Eigenvalues and eigenvectors reveal fundamental properties of linear transformations. When a matrix \( A \) acts on an eigenvector \( \mathbf{v} \), the result is simply a scaled version of \( \mathbf{v} \). The scaling factor is the eigenvalue \( \lambda \).

$$ A\mathbf{v} = \lambda\mathbf{v}$$

This equation says that the eigenvector \( \mathbf{v} \) only changes in magnitude (not direction) when transformed by \( A \).

The Characteristic Polynomial

To find eigenvalues, solve the characteristic equation:

$$\det(A – \lambda I) = 0$$

This determinant produces a polynomial in \( \lambda \). The roots of this polynomial are the eigenvalues.

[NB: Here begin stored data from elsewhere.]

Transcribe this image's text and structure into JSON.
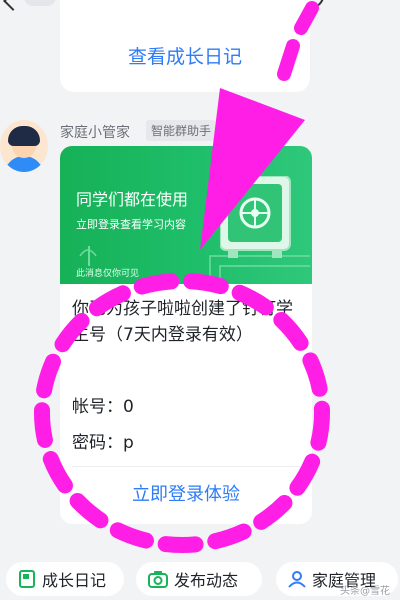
{
  "card1": {
    "link": "查看成长日记"
  },
  "sender": {
    "name": "家庭小管家",
    "tag": "智能群助手"
  },
  "message": {
    "banner_title": "同学们都在使用",
    "banner_subtitle": "立即登录查看学习内容",
    "banner_note": "此消息仅你可见",
    "body": "你已为孩子啦啦创建了钉钉学生号（7天内登录有效）",
    "account": "帐号：0",
    "password": "密码：p",
    "action": "立即登录体验"
  },
  "bottom_bar": {
    "items": [
      {
        "label": "成长日记",
        "icon": "journal-icon"
      },
      {
        "label": "发布动态",
        "icon": "camera-icon"
      },
      {
        "label": "家庭管理",
        "icon": "person-icon"
      }
    ]
  },
  "watermark": "头条@雪花",
  "colors": {
    "accent_blue": "#2f7cf6",
    "banner_green": "#1fbe6a",
    "annotation_magenta": "#ff1ee6"
  }
}
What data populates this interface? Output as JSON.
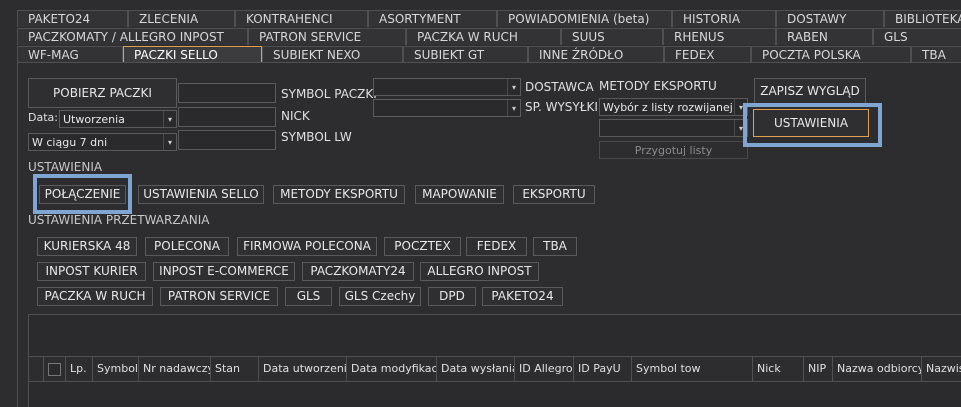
{
  "tabs_row1": [
    "PAKETO24",
    "ZLECENIA",
    "KONTRAHENCI",
    "ASORTYMENT",
    "POWIADOMIENIA (beta)",
    "HISTORIA",
    "DOSTAWY",
    "BIBLIOTEKA"
  ],
  "tabs_row2": [
    "PACZKOMATY / ALLEGRO INPOST",
    "PATRON SERVICE",
    "PACZKA W RUCH",
    "SUUS",
    "RHENUS",
    "RABEN",
    "GLS"
  ],
  "tabs_row3": [
    "WF-MAG",
    "PACZKI SELLO",
    "SUBIEKT NEXO",
    "SUBIEKT GT",
    "INNE ŹRÓDŁO",
    "FEDEX",
    "POCZTA POLSKA",
    "TBA"
  ],
  "active_tab": "PACZKI SELLO",
  "form": {
    "pobierz_label": "POBIERZ PACZKI",
    "data_label": "Data:",
    "data_value": "Utworzenia",
    "period_value": "W ciągu 7 dni",
    "symbol_paczki_label": "SYMBOL PACZKI",
    "nick_label": "NICK",
    "symbol_lw_label": "SYMBOL LW",
    "dostawca_label": "DOSTAWCA",
    "sp_wysylki_label": "SP. WYSYŁKI",
    "metody_eksportu_label": "METODY EKSPORTU",
    "metody_value": "Wybór z listy rozwijanej",
    "przygotuj_label": "Przygotuj listy",
    "zapisz_label": "ZAPISZ WYGLĄD",
    "ustawienia_btn_label": "USTAWIENIA"
  },
  "settings": {
    "section_label": "USTAWIENIA",
    "buttons": [
      "POŁĄCZENIE",
      "USTAWIENIA SELLO",
      "METODY EKSPORTU",
      "MAPOWANIE",
      "EKSPORTU"
    ]
  },
  "processing": {
    "section_label": "USTAWIENIA PRZETWARZANIA",
    "row1": [
      "KURIERSKA 48",
      "POLECONA",
      "FIRMOWA POLECONA",
      "POCZTEX",
      "FEDEX",
      "TBA"
    ],
    "row2": [
      "INPOST KURIER",
      "INPOST E-COMMERCE",
      "PACZKOMATY24",
      "ALLEGRO INPOST"
    ],
    "row3": [
      "PACZKA W RUCH",
      "PATRON SERVICE",
      "GLS",
      "GLS Czechy",
      "DPD",
      "PAKETO24"
    ]
  },
  "grid": {
    "columns": [
      "Lp.",
      "Symbol",
      "Nr nadawczy",
      "Stan",
      "Data utworzenia",
      "Data modyfikacji",
      "Data wysłania",
      "ID Allegro",
      "ID PayU",
      "Symbol tow",
      "Nick",
      "NIP",
      "Nazwa odbiorcy",
      "Nazwis"
    ]
  }
}
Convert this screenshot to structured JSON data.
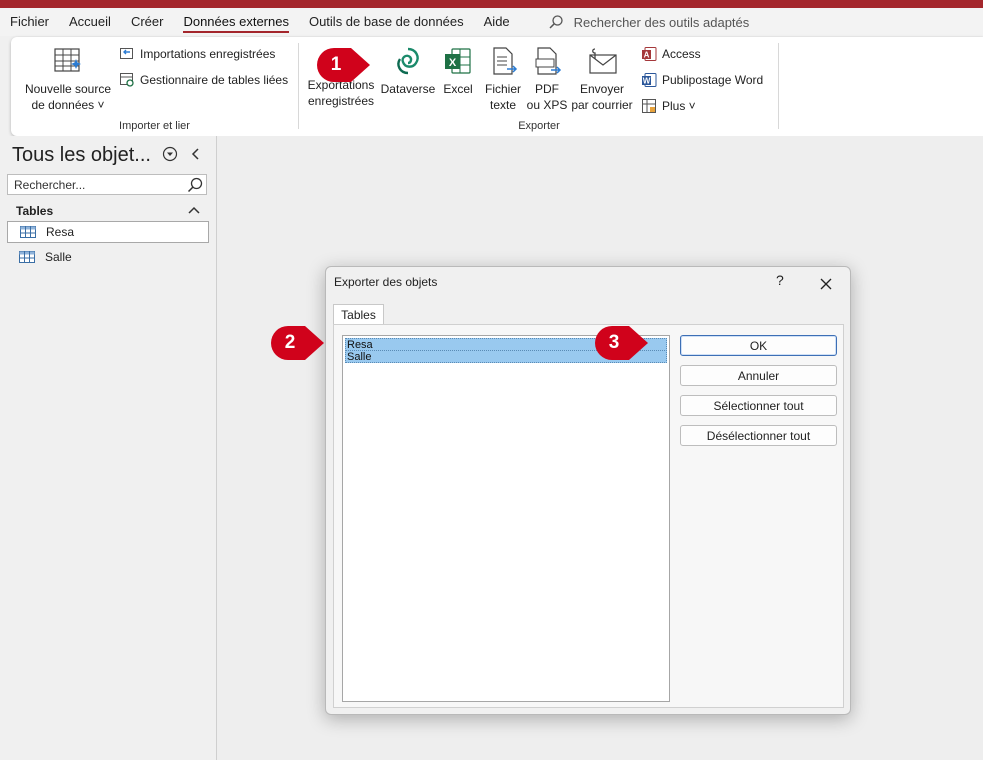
{
  "menubar": {
    "tabs": [
      "Fichier",
      "Accueil",
      "Créer",
      "Données externes",
      "Outils de base de données",
      "Aide"
    ],
    "active_tab": "Données externes",
    "search_placeholder": "Rechercher des outils adaptés"
  },
  "ribbon": {
    "import_group": {
      "label": "Importer et lier",
      "new_source_line1": "Nouvelle source",
      "new_source_line2": "de données",
      "saved_imports": "Importations enregistrées",
      "linked_table_manager": "Gestionnaire de tables liées"
    },
    "export_group": {
      "label": "Exporter",
      "saved_exports_line1": "Exportations",
      "saved_exports_line2": "enregistrées",
      "dataverse": "Dataverse",
      "excel": "Excel",
      "text_file_line1": "Fichier",
      "text_file_line2": "texte",
      "pdf_line1": "PDF",
      "pdf_line2": "ou XPS",
      "email_line1": "Envoyer",
      "email_line2": "par courrier",
      "access": "Access",
      "word_merge": "Publipostage Word",
      "more": "Plus"
    }
  },
  "callouts": [
    "1",
    "2",
    "3"
  ],
  "nav_pane": {
    "title": "Tous les objet...",
    "search_placeholder": "Rechercher...",
    "section": "Tables",
    "items": [
      "Resa",
      "Salle"
    ],
    "selected_item": "Resa"
  },
  "dialog": {
    "title": "Exporter des objets",
    "help": "?",
    "tab": "Tables",
    "list_items": [
      "Resa",
      "Salle"
    ],
    "buttons": {
      "ok": "OK",
      "cancel": "Annuler",
      "select_all": "Sélectionner tout",
      "deselect_all": "Désélectionner tout"
    }
  },
  "colors": {
    "accent": "#a4262c",
    "callout": "#d0021b",
    "selection": "#99c9ef",
    "excel": "#1e7145",
    "access": "#a4373a",
    "word": "#2b579a"
  }
}
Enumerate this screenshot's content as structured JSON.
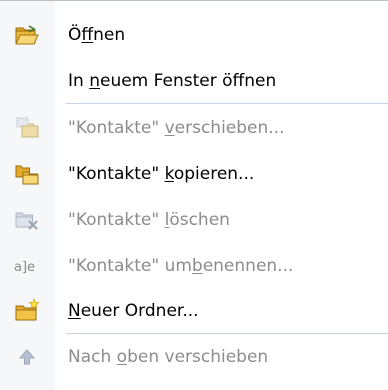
{
  "colors": {
    "gutter": "#f6f7f8",
    "separator": "#c5d3e6",
    "text": "#000000",
    "disabled_text": "#8c8c8c"
  },
  "menu": {
    "items": [
      {
        "id": "oeffnen",
        "icon": "open-folder-icon",
        "enabled": true,
        "label_pre": "Ö",
        "label_key": "f",
        "label_post": "fnen"
      },
      {
        "id": "in-neuem-fenster-oeffnen",
        "icon": "",
        "enabled": true,
        "label_pre": "In ",
        "label_key": "n",
        "label_post": "euem Fenster öffnen"
      },
      {
        "id": "verschieben",
        "icon": "move-folder-icon",
        "enabled": false,
        "label_pre": "\"Kontakte\" ",
        "label_key": "v",
        "label_post": "erschieben..."
      },
      {
        "id": "kopieren",
        "icon": "copy-folder-icon",
        "enabled": true,
        "label_pre": "\"Kontakte\" ",
        "label_key": "k",
        "label_post": "opieren..."
      },
      {
        "id": "loeschen",
        "icon": "delete-folder-icon",
        "enabled": false,
        "label_pre": "\"Kontakte\" ",
        "label_key": "l",
        "label_post": "öschen"
      },
      {
        "id": "umbenennen",
        "icon": "rename-icon",
        "enabled": false,
        "label_pre": "\"Kontakte\" um",
        "label_key": "b",
        "label_post": "enennen..."
      },
      {
        "id": "neuer-ordner",
        "icon": "new-folder-icon",
        "enabled": true,
        "label_pre": "",
        "label_key": "N",
        "label_post": "euer Ordner..."
      },
      {
        "id": "nach-oben-verschieben",
        "icon": "move-up-icon",
        "enabled": false,
        "label_pre": "Nach ",
        "label_key": "o",
        "label_post": "ben verschieben"
      }
    ],
    "rename_icon_glyph": "a]e"
  }
}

For a 2×2 matrix, the characteristic polynomial is quadratic. For a 3×3 matrix, it’s cubic.

Finding Eigenvectors

Once you have an eigenvalue \( \lambda \), find the eigenvector by solving:

$$(A – \lambda I)\mathbf{v} = \mathbf{0}$$

This is a homogeneous system. The solution space (null space of \( A – \lambda I \)) gives the eigenvectors corresponding to \( \lambda \).

Properties

Trace and Determinant

• Sum of eigenvalues = \( \text{trace}(A) \) (sum of diagonal elements)
• Product of eigenvalues = \( \det(A) \)

Algebraic vs Geometric Multiplicity

• Algebraic multiplicity: how many times \( \lambda \) appears as a root
• Geometric multiplicity: dimension of the eigenspace

Real vs Complex Eigenvalues

Real matrices can have complex eigenvalues, which always come in conjugate pairs.

Applications

Principal Component Analysis (PCA)

Eigenvectors of the covariance matrix identify directions of maximum variance in data.

Stability Analysis

Eigenvalues determine whether a system is stable:

• All \( |\lambda| < 1 \): stable (discrete systems)
• All \( \text{Re}(\lambda) < 0 \): stable (continuous systems)

Quantum Mechanics

Observable quantities correspond to eigenvalues of Hermitian operators.

Google’s PageRank

The importance of webpages is determined by the dominant eigenvector of the link matrix.

Vibration Analysis

Natural frequencies of mechanical systems are eigenvalues of the system matrix.

Special Cases

Diagonalization

A matrix \( A \) is diagonalizable if it has \( n \) linearly independent eigenvectors. Then:

$$A = PDP^{-1}$$

Where \( D \) is diagonal (eigenvalues on diagonal) and \( P \) contains eigenvectors as columns.